Po powrocie z kolejnej podróży – do Austrii - biznesmen umawia się z
Agnieszką… I w końcu wyznaje:
- Ostatnio… mam jakąś złą passę. Coś dziwnego się ze mną dzieje. Jestem
roztargniony, nieuważny, popełniam szkolne błędy… Może to kryzys wieku
średniego?
A Olszewska szybko domyśla się, że jego „kryzys” ma damskie imię.
- Może to raczej… ma coś wspólnego z Joasią?
Tymczasem Tomek, gdy odkrywa, jak blisko Jacek ”zaprzyjaźnił się” z
jego narzeczoną, od razu się niepokoi… I w końcu postanawia otwarcie z
kolegą porozmawiać.
- Dowiedziałem się, że znowu byłeś w Salzburgu... u Joasi.

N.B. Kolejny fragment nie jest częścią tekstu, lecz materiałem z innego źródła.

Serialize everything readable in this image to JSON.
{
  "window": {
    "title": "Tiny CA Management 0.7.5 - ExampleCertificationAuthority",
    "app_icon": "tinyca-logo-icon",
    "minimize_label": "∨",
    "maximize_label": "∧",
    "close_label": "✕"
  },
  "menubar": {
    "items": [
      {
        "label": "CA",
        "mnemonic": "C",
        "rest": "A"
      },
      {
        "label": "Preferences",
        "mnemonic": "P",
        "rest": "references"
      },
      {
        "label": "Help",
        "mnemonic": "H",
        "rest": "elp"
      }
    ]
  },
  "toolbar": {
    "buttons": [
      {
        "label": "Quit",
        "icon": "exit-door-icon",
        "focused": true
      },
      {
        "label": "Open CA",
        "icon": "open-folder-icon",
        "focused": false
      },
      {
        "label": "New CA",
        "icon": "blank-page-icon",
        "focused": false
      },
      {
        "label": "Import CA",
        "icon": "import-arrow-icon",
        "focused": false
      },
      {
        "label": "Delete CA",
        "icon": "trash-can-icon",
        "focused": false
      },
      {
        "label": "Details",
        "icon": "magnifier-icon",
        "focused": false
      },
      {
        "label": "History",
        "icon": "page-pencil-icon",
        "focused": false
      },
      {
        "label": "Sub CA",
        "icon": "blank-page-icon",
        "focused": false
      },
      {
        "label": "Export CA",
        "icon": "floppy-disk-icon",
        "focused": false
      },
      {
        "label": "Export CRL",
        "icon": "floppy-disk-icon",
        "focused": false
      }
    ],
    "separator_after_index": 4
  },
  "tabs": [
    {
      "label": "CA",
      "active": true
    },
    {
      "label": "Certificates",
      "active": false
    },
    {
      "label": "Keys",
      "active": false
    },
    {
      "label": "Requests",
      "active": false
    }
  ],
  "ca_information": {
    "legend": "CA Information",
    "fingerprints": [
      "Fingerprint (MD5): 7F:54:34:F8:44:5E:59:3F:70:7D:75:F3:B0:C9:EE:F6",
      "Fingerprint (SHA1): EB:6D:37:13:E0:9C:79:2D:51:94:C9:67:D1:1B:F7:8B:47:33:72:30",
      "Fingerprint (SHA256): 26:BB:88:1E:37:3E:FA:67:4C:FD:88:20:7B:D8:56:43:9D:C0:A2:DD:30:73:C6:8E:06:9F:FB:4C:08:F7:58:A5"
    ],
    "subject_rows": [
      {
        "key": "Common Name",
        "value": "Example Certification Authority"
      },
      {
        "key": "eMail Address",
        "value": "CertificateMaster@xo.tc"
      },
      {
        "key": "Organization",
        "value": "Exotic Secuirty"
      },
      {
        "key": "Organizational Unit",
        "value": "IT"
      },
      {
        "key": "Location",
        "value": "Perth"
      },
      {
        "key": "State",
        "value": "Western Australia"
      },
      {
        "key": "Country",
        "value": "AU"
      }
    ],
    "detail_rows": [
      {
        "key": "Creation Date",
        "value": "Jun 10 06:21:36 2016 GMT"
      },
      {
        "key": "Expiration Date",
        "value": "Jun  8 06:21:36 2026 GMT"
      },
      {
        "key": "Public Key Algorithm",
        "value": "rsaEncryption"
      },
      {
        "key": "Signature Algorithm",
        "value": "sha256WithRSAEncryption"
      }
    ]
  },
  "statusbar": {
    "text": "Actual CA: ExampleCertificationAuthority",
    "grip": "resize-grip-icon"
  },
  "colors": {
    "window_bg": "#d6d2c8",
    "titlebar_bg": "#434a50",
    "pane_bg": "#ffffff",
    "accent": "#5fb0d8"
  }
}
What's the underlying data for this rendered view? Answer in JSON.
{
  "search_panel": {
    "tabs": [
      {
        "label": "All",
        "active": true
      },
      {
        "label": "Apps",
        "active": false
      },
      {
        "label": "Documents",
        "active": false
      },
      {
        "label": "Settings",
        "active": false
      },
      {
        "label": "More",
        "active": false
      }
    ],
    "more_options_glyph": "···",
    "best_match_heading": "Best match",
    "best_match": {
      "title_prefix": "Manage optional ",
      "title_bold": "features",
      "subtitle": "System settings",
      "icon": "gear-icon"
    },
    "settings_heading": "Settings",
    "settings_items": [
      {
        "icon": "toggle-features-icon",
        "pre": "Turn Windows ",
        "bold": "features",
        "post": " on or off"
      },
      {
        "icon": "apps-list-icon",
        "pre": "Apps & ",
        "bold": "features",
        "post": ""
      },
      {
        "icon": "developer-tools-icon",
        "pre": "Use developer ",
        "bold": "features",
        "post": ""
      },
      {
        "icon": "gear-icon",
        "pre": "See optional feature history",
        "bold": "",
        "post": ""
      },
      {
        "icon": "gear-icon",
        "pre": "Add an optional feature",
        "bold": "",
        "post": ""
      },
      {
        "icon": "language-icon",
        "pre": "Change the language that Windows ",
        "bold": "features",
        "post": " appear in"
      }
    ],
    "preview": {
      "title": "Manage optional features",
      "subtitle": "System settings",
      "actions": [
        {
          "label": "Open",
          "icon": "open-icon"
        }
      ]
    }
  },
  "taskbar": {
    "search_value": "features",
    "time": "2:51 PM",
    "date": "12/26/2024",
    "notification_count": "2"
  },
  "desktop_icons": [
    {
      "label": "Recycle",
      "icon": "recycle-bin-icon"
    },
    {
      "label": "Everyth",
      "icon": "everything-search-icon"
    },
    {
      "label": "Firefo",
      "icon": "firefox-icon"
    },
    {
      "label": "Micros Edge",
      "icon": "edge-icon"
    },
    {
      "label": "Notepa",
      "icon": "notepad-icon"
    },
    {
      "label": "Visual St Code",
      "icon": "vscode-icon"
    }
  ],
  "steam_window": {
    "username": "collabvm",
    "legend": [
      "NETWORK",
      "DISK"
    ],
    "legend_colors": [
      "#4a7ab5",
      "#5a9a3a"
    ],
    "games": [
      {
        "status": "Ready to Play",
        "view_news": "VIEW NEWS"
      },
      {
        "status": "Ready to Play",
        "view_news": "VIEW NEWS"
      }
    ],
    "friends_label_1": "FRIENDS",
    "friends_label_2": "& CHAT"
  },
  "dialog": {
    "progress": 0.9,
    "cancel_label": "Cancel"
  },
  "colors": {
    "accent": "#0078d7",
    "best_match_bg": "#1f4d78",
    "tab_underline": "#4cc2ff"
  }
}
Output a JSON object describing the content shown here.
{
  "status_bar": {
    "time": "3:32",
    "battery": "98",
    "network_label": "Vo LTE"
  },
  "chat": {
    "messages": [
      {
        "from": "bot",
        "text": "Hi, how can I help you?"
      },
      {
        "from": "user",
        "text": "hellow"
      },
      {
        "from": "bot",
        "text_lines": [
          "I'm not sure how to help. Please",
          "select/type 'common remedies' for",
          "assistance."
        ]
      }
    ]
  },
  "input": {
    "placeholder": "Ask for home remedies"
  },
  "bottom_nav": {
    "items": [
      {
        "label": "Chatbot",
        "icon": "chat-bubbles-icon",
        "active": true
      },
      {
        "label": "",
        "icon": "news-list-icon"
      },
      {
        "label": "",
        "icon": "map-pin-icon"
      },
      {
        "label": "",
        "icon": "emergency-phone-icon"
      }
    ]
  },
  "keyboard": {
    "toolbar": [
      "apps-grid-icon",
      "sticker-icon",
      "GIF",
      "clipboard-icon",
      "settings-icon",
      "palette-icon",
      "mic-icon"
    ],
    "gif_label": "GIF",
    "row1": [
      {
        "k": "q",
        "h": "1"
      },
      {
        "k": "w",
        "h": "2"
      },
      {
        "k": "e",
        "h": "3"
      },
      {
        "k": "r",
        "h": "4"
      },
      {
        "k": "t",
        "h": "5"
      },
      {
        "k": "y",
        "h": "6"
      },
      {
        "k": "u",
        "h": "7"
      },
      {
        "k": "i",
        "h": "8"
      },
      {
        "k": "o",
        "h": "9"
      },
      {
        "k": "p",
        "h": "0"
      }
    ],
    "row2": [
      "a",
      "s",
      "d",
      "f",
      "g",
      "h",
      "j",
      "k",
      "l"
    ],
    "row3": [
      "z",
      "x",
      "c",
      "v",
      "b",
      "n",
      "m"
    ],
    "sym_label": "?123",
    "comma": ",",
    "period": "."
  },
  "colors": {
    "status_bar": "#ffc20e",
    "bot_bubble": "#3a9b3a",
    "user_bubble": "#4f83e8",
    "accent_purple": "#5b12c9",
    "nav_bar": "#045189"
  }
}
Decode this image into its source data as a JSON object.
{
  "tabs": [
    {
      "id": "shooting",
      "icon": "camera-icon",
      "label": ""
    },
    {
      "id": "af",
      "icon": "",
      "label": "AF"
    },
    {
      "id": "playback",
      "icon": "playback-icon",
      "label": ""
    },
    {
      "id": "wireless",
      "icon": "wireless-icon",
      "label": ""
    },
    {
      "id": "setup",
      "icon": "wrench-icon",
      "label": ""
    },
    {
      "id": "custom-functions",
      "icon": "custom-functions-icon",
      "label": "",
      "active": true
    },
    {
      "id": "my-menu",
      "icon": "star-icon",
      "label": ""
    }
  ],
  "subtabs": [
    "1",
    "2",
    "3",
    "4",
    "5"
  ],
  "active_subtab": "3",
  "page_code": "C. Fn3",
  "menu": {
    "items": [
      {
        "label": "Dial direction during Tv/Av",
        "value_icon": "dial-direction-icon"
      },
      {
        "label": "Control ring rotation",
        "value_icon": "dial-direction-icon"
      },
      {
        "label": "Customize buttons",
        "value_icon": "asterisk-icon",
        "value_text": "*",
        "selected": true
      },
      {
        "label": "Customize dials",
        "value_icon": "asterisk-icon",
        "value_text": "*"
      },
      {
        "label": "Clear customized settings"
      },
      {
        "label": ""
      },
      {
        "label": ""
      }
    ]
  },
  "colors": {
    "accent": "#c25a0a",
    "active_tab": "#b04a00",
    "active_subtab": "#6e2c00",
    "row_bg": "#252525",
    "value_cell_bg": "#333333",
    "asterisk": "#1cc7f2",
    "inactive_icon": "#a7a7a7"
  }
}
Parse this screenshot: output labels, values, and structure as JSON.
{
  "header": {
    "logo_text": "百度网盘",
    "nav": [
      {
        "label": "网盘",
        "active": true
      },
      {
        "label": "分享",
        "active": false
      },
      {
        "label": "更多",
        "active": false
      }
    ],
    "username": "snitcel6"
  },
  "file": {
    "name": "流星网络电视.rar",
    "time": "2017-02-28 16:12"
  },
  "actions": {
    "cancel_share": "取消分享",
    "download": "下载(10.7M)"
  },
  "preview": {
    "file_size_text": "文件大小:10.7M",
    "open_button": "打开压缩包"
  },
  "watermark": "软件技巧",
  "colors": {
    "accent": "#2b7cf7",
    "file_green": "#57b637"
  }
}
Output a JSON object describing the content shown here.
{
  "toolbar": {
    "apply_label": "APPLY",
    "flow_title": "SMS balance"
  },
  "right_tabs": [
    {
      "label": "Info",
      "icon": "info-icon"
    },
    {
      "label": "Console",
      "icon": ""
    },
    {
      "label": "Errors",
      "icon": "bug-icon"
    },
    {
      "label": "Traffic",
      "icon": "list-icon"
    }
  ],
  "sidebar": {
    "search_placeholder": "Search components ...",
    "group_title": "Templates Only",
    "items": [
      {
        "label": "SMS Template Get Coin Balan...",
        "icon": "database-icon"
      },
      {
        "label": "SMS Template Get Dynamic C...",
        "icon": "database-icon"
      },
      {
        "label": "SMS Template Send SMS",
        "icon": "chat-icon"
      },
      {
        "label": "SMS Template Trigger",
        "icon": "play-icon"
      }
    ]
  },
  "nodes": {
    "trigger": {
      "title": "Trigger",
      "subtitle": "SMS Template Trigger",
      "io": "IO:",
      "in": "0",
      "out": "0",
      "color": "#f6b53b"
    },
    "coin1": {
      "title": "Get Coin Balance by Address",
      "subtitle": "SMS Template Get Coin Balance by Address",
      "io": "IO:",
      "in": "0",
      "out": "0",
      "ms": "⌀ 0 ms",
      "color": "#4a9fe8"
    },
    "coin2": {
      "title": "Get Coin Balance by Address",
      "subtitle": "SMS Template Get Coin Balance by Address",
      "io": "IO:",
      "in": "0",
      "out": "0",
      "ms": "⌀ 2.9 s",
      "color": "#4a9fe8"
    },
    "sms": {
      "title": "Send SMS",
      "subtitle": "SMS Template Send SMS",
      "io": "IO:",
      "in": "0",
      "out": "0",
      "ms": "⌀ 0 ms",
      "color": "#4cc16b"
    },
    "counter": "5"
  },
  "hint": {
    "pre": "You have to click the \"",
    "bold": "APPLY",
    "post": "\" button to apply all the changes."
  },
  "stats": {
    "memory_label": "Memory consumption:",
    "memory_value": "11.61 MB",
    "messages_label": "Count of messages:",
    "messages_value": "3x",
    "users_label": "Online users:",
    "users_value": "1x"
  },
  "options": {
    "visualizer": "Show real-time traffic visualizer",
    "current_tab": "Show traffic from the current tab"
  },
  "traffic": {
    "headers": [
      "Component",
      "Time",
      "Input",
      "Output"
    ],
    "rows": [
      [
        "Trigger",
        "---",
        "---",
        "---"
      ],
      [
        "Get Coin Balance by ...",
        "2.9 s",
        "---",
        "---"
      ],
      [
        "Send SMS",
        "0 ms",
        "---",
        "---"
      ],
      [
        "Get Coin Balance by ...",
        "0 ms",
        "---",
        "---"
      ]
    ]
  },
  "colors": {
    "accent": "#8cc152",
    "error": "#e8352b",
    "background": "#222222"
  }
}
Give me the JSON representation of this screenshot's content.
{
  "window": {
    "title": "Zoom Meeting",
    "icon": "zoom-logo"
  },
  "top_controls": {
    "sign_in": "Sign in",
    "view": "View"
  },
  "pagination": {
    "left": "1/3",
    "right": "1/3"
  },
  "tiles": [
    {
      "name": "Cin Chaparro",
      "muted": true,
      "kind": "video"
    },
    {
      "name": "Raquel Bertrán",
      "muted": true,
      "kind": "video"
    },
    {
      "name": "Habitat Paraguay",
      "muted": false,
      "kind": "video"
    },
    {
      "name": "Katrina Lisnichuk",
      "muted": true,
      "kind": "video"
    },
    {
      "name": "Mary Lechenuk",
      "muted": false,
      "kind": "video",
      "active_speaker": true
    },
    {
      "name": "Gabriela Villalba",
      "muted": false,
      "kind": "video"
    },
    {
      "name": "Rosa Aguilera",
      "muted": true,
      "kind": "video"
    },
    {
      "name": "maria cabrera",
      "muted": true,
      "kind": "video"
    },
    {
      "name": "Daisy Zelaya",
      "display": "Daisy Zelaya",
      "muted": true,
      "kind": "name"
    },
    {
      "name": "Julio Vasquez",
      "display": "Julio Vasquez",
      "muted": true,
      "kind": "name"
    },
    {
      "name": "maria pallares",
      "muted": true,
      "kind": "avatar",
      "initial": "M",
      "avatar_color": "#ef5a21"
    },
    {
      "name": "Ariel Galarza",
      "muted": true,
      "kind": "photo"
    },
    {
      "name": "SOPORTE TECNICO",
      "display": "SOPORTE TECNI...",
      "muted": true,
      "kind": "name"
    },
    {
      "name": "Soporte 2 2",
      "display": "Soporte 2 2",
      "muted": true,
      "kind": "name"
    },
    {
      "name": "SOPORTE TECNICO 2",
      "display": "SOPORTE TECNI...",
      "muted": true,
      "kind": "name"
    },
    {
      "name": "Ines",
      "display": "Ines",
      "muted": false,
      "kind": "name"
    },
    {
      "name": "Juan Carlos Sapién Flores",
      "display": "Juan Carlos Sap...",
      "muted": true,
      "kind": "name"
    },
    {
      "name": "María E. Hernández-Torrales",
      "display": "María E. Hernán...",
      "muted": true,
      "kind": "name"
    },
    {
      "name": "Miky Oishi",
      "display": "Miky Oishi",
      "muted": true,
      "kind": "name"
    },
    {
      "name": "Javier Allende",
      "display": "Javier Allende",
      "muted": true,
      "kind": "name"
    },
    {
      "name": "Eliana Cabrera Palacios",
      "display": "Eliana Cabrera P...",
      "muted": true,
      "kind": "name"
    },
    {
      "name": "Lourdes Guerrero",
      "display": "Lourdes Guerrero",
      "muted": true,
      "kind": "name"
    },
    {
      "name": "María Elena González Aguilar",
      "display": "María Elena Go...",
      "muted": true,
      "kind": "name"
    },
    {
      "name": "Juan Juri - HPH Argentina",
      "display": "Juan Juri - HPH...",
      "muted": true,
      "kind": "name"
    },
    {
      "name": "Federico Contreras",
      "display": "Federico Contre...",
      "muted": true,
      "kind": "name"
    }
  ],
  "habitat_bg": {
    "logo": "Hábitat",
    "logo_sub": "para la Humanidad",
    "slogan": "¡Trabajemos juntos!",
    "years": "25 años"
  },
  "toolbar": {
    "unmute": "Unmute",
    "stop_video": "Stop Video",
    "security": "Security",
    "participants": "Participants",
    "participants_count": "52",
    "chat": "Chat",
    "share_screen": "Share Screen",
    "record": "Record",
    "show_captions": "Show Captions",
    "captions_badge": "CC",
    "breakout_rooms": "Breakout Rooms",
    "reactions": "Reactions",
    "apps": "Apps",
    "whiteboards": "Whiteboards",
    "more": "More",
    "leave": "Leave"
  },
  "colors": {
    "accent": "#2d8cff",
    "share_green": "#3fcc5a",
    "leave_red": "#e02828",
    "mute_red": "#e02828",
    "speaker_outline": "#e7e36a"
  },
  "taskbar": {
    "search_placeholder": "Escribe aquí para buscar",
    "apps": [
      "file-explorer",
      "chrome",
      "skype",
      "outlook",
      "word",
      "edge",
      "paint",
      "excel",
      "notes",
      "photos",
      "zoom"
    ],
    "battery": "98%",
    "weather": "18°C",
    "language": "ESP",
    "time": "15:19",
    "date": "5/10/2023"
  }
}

- No, tak… Wiesz, w jakim stanie jest ojciec Joasi. Lekarze nie dają mu
praktycznie żadnych szans…
- I dlatego do niej pojechałeś?
Jacek próbuje się tłumaczyć:
- Tomek, obaj dobrze wiemy, jak wygląda twoja sytuacja zawodowa...
Jesteś, ale właściwie cię nie ma! Pomyślałem, że w ten sposób
wyświadczę wam obojgu przysługę…
Chodakowski wyczuwa jednak, że przyjaciel nie jest z nim szczery.
- Na pewno tylko o to chodzi?
- Stary, co to za pytanie?
- Odpowiedz…
Jaki będzie finał? Emisja odcinka numer 1267 już we wtorek – zobacz
koniecznie!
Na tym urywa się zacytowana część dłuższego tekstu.